I’ve got a friend who works in an industry-leading organization where the motto might as well be “We’ve got the need for speed.” Everything, and I mean everything, moves at a rapid go-go-pace. Business units are shut down, people are moved, and resources are deployed – stat. Large-scale initiatives are dreamed up one day and implemented 10 days later. Meetings with all the necessary players are scheduled for “10 minutes from now;” plans are put on hold, vacations are cancelled. “All hands on deck – there’s no time to waste people!”

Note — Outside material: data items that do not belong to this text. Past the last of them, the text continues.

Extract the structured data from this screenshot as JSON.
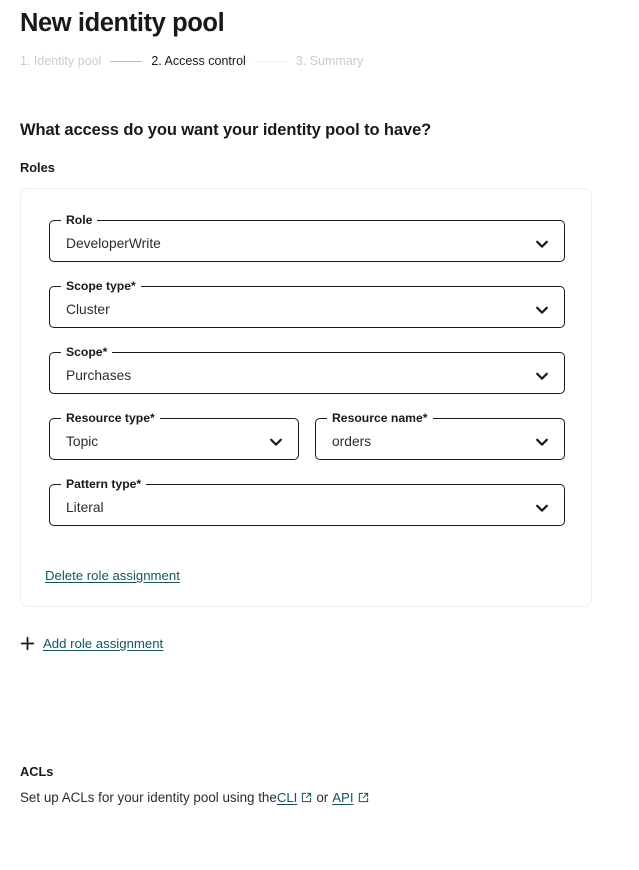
{
  "header": {
    "title": "New identity pool",
    "steps": [
      {
        "label": "1. Identity pool",
        "state": "done"
      },
      {
        "label": "2. Access control",
        "state": "current"
      },
      {
        "label": "3. Summary",
        "state": "upcoming"
      }
    ]
  },
  "main": {
    "question": "What access do you want your identity pool to have?",
    "roles_label": "Roles",
    "role_card": {
      "fields": [
        {
          "name": "role",
          "label": "Role",
          "value": "DeveloperWrite",
          "icon": "chevron-down-icon"
        },
        {
          "name": "scope-type",
          "label": "Scope type*",
          "value": "Cluster",
          "icon": "chevron-down-icon"
        },
        {
          "name": "scope",
          "label": "Scope*",
          "value": "Purchases",
          "icon": "chevron-down-icon"
        },
        {
          "name": "resource-type",
          "label": "Resource type*",
          "value": "Topic",
          "icon": "chevron-down-icon"
        },
        {
          "name": "resource-name",
          "label": "Resource name*",
          "value": "orders",
          "icon": "chevron-down-icon"
        },
        {
          "name": "pattern-type",
          "label": "Pattern type*",
          "value": "Literal",
          "icon": "chevron-down-icon"
        }
      ],
      "delete_link": "Delete role assignment"
    },
    "add_role_link": "Add role assignment",
    "add_role_icon": "plus-icon"
  },
  "acls": {
    "title": "ACLs",
    "text_prefix": "Set up ACLs for your identity pool using the ",
    "cli_link": "CLI",
    "separator": " or ",
    "api_link": "API",
    "external_icon": "external-link-icon"
  },
  "colors": {
    "link": "#16545c",
    "text": "#171a1c",
    "muted": "#c9cccf",
    "border": "#ecedee",
    "field_border": "#171a1c"
  }
}
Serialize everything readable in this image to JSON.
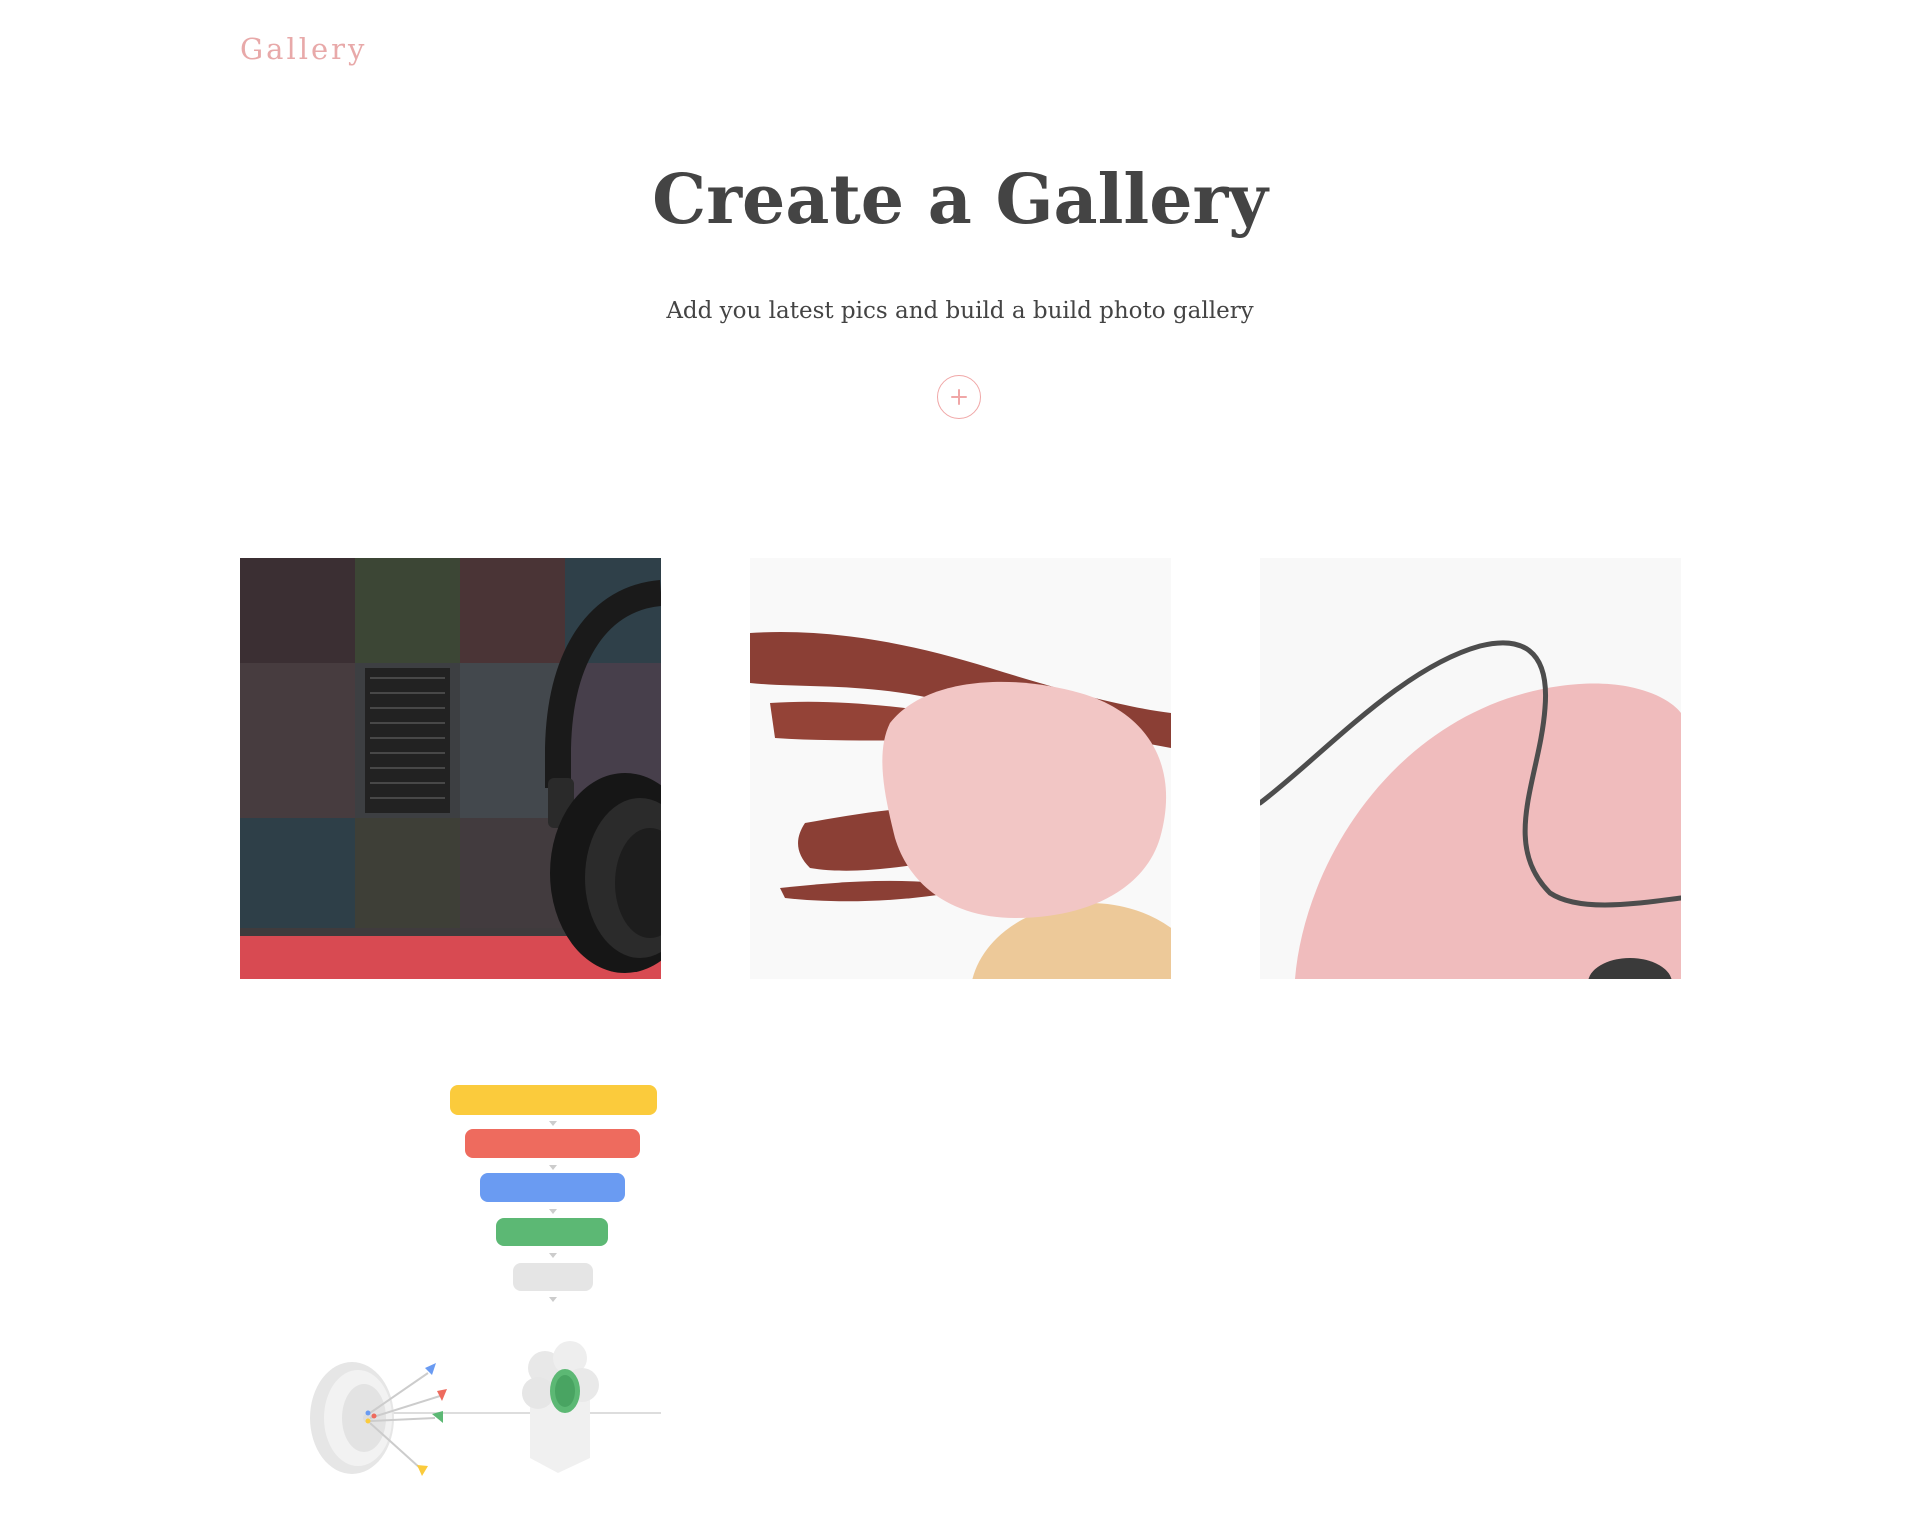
{
  "header": {
    "brand": "Gallery"
  },
  "hero": {
    "title": "Create a Gallery",
    "subtitle": "Add you latest pics and build a build photo gallery",
    "add_icon": "plus-icon"
  },
  "gallery": {
    "items": [
      {
        "name": "headphones-photo"
      },
      {
        "name": "abstract-brush-strokes"
      },
      {
        "name": "abstract-pink-shape-line"
      },
      {
        "name": "marketing-funnel-illustration"
      }
    ]
  },
  "colors": {
    "accent": "#e8a9a9",
    "text": "#444444",
    "funnel": [
      "#fbcb3c",
      "#ee6b5e",
      "#6a9bf2",
      "#5cb874",
      "#e5e5e5"
    ]
  }
}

I have another friend who works in a much more sedate (and also very successful) organization where the motto might as well be “Don’t worry, be happy.” No one is in too much of a rush about anything; deadlines (daily, weekly, monthly) are met on a smooth timeline without too much fuss or bother. Plans for expansion or changes or resource deployment are mulled over, put on hold, and revisited several months down the road. Far-reaching initiatives are little teapots filled with thought-bubbles that percolate on the back-burner of someone’s mind….sometimes for years. Meetings are calm and predictable with minimal off-the-chart agenda items. “We’ll get to it one day people; and you’ll know about it when you need to know it.”
Now I can’t imagine either of these two people swapping jobs/companies. While each of them periodically, in somewhat wistful tones, talks about their desire for a
slower faster different pace, they’re somewhat used to being in organizations that operate in an extreme way. Would they be able to adjust to a radically different pace and way of getting things done? I can’t see it. Nor, would I guess, that they deep-down truly want something radically different from what they have.
Which got me to thinking about my ideal state of chaos.
I guess, when all is said and done, I’m just like the average American voter. Hanging in the middle.